Frédéric Lenoir, dans un livre très clair de 220 pages (« Le
miracle Spinoza », Fayard, 2017), nous présente ce philosophe et ses
oeuvres philosophiques qui peuvent nous intéresser encore aujourd’hui, après
plus de 3 siècles. Car les questions qu’il y aborde sont toujours d’actualité.
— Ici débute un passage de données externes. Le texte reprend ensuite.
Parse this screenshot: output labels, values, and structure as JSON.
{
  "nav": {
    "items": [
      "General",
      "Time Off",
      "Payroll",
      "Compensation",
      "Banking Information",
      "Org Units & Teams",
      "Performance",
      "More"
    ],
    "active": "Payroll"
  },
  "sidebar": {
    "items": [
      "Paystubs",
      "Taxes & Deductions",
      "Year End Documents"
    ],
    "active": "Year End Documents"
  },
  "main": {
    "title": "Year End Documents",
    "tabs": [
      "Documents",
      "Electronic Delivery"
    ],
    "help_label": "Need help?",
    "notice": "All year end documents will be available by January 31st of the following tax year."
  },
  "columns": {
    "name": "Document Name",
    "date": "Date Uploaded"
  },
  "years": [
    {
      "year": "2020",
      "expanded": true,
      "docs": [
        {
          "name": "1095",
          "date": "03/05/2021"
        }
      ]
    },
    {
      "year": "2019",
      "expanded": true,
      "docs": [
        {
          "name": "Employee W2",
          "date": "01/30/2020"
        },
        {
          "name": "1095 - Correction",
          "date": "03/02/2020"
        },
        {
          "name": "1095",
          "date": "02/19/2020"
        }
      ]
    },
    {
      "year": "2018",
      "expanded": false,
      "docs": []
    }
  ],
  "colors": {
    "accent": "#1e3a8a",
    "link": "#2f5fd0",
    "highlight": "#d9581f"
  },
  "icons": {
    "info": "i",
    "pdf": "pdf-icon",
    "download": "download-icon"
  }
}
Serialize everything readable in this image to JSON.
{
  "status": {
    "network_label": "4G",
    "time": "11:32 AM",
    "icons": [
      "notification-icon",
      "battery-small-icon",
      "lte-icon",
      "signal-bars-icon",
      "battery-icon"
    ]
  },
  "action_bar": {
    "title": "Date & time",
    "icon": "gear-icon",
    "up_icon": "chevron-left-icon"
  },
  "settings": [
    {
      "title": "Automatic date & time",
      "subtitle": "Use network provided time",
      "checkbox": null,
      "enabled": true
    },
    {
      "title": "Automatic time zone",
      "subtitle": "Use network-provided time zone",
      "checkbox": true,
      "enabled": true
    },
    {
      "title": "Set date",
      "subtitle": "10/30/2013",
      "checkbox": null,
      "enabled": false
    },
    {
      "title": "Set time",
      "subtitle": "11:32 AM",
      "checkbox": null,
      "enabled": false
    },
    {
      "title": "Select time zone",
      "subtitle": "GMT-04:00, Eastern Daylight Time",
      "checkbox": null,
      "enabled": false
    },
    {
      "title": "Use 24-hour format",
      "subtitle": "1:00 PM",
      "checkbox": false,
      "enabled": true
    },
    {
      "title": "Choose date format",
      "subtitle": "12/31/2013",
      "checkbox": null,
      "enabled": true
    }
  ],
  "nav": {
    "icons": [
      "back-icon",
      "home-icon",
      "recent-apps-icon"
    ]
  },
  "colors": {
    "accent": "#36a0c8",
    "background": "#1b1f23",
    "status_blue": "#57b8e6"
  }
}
Baruch Spinoza est un juif d’origine portugaise, dont la
famille a émigré aux Pays Bas au début du XVII° siècle. Ce pays était alors une
République, probablement la plus ancienne d’Europe. Ses parents étaient
commerçants. A Amsterdam, Baruch rencontre Descartes, philosophe français, qui
l’initie à sa démarche philosophique basée sur la raison. Puis Baruch s’éloigne
de Descartes et vole de ses propres ailes. Dans cette république hollandaise
des Sept Provinces, Baruch se heurte à la religion juive dans laquelle il est
né. Petit à petit il est exclu de la synagogue à cause de ses positions critiques vis à vis de cette religion. Il en sera
de même vis à vis de la religion Catholique de ses amis hollandais, commerçants
ou personnages politiques.
Contrairement à ce qui a été dit parfois, Spinoza n’est pas
athée. Il critique surtout dans ses écrits la pesanteur de ces deux religions
qui contrôlent assez fermement la vie publique et la vie privée des européens
de son temps. Il critique également la lecture fondamentaliste des Ecritures
Saintes et les miracles. Lui ne nie pas Dieu, mais, en bon philosophe, il le «
définit » comme « substance » à la fois matérielle (la Nature) et spirituelle (la pensée
rationnelle)… (?).
Son Dieu est éternel, mais ni Créateur (car le monde a
toujours existé), ni une personne ; a fortiori ni Trinité. Pour lui, Dieu ne
fait pas de miracles mais, comme « pensée
universelle », il peut inspirer les hommes. Si
Spinoza critique beaucoup le Judaïsme et le Christianisme, il est encore plus
sévère envers l’Islam – alors qu’à cette époque cette religion était
pratiquement absente de l’Europe - . Toutefois Spinoza respecte et admire
beaucoup Jésus Christ. Selon lui il n’est pas Dieu, et il n’est pas réssuscité.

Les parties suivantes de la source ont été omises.